As another example, the samples may also be obtained based on an assumption. This assumption may be: if the user and most users in a certain social circle are colleagues, the social circle is the colleague circle of the user, and so on. Based on this assumption, only relatives, co-workers, or classmates of the relationship-to-granularity need to be taken, and samples of the relationship circle granularity can be generated. How to obtain the relationship type data of the relationship degree has a plurality of different sources, taking a payment treasure as an example, a plurality of relations between relatives and friends exist in close payment service, a plurality of relations between students exist in campus card recharging service, and the like.
2) Sample characteristics:
after obtaining the social circle sample, the sample characteristics can be obtained as follows:
first, at least one base feature is determined for use as a basis for identifying a social circle type.
For example, the user's basic features may include: age, gender, family name, school, address, household location, etc. Each of which may be referred to as a base feature, each user in a social circle may have the base feature, such as the age of the user.
Secondly, for each basic feature, feature aggregation is carried out on the basic features of each user in the community network, and user aggregation features corresponding to the basic features are obtained.

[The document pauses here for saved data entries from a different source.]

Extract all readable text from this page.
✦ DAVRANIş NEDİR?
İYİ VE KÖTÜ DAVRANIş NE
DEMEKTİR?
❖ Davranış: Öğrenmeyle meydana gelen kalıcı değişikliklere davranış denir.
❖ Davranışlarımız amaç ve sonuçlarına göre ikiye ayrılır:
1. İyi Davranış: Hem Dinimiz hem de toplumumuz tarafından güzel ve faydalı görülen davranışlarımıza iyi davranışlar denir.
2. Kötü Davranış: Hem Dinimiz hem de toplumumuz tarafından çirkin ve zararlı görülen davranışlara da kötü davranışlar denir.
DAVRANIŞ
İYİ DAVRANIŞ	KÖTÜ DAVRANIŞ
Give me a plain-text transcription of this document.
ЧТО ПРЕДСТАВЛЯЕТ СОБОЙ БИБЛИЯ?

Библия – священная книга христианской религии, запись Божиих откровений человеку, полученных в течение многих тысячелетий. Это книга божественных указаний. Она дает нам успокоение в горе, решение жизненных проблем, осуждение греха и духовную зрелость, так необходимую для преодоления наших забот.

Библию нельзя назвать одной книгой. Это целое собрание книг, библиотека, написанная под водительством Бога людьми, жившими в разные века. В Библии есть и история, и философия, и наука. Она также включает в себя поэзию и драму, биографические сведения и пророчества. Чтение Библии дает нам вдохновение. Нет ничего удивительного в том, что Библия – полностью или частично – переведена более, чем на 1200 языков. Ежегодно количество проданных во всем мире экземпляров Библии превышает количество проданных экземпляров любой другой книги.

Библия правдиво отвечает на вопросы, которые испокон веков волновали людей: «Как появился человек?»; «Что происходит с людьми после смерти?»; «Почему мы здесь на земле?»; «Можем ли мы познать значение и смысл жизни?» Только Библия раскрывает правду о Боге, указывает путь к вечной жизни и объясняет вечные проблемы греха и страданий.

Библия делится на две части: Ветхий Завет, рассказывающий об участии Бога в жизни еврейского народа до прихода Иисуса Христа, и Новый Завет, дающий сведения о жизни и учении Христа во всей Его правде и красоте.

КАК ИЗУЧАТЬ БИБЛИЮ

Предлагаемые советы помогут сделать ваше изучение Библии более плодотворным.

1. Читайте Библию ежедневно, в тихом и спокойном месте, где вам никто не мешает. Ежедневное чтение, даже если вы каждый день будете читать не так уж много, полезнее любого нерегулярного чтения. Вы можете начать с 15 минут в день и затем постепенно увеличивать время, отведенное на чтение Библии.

For example, on determination of the type of social circle, a group feature of the granularity of the social circle may be extracted.

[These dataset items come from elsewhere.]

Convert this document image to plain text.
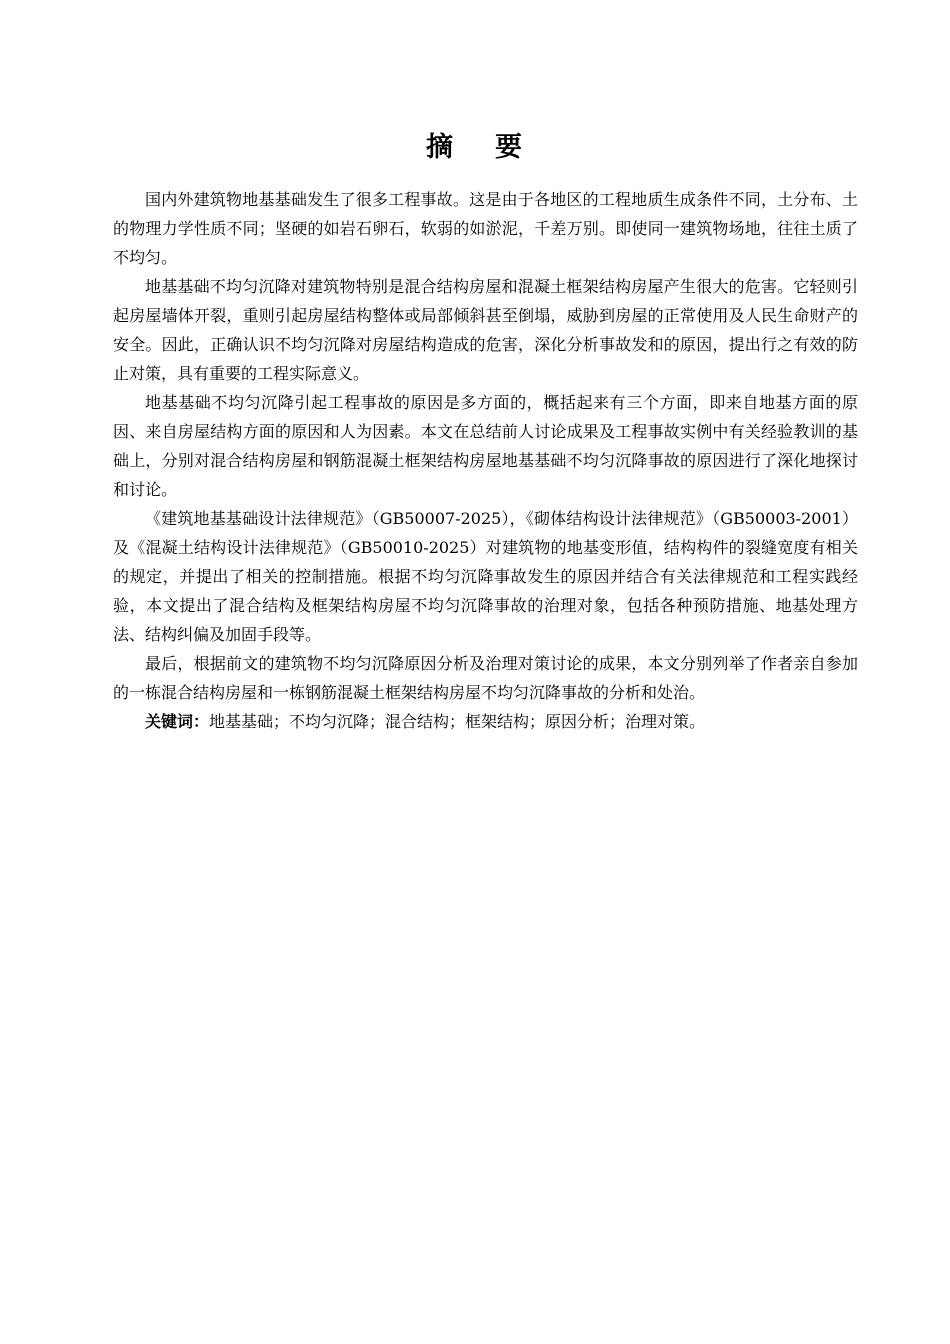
摘 要

国内外建筑物地基基础发生了很多工程事故。这是由于各地区的工程地质生成条件不同，土分布、土的物理力学性质不同；坚硬的如岩石卵石，软弱的如淤泥，千差万别。即使同一建筑物场地，往往土质了不均匀。

地基基础不均匀沉降对建筑物特别是混合结构房屋和混凝土框架结构房屋产生很大的危害。它轻则引起房屋墙体开裂，重则引起房屋结构整体或局部倾斜甚至倒塌，威胁到房屋的正常使用及人民生命财产的安全。因此，正确认识不均匀沉降对房屋结构造成的危害，深化分析事故发和的原因，提出行之有效的防止对策，具有重要的工程实际意义。

地基基础不均匀沉降引起工程事故的原因是多方面的，概括起来有三个方面，即来自地基方面的原因、来自房屋结构方面的原因和人为因素。本文在总结前人讨论成果及工程事故实例中有关经验教训的基础上，分别对混合结构房屋和钢筋混凝土框架结构房屋地基基础不均匀沉降事故的原因进行了深化地探讨和讨论。

《建筑地基基础设计法律规范》（GB50007-2025），《砌体结构设计法律规范》（GB50003-2001）及《混凝土结构设计法律规范》（GB50010-2025）对建筑物的地基变形值，结构构件的裂缝宽度有相关的规定，并提出了相关的控制措施。根据不均匀沉降事故发生的原因并结合有关法律规范和工程实践经验，本文提出了混合结构及框架结构房屋不均匀沉降事故的治理对象，包括各种预防措施、地基处理方法、结构纠偏及加固手段等。

最后，根据前文的建筑物不均匀沉降原因分析及治理对策讨论的成果，本文分别列举了作者亲自参加的一栋混合结构房屋和一栋钢筋混凝土框架结构房屋不均匀沉降事故的分析和处治。

关键词：地基基础；不均匀沉降；混合结构；框架结构；原因分析；治理对策。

For example, the basic features of each user in the community network may be feature aggregated to obtain the user aggregated features. Taking age as an example, the ages of the users can be aggregated, and the aggregation manner includes but is not limited to: mode, variance, and information entropy.
Mode: mode is a statistical term that represents the average level of data with a statistically significant number of central trend points.
Variance: variance is a measure of the degree of dispersion of a random variable or a set of data.
Information entropy: information entropy is a measure of the degree of systematic misordering, and in general, what symbols a system sends out are uncertain, and it can be measured according to the probability of its occurrence. The probability is high, the occurrence chance is many, and the uncertainty is small; otherwise, it is large.
Taking age as an example, the ages of all users in a social circle form a set:
S={age1,age2,……ageN};
the Mode of the age refers to the age with the largest occurrence number in the set S;
the Variance of age (Variance) refers to the square of the difference between each age value and the average age value
The information Entropy of age, Encopy, refers to the degree of confusion of age, and is calculated as follows:
wherein p isiIs the ratio of the number of occurrences of each age in the set S
Each of the above-described mode of the age, the variance of the age, and the information entropy of the age may be referred to as one "user aggregation feature" corresponding to the base feature "age". The number of the user aggregation features corresponding to one basic feature may be at least one, for example, in the above example, the user aggregation features corresponding to the "age" of the basic feature include three: the mode of the age, the variance of the age, and the information entropy of the age. Similarly, other basic features may also correspond to at least one user aggregation feature.
And thirdly, using the set of user aggregation characteristics corresponding to each basic characteristic as the community aggregation characteristics. Taking the example that the basic features include "age" and "surname", then the set of user aggregation features, such as the mode of age, the variance of age, the entropy of age, the mode of surname, the variance of surname, and the entropy of surname, may be referred to as a community aggregation feature.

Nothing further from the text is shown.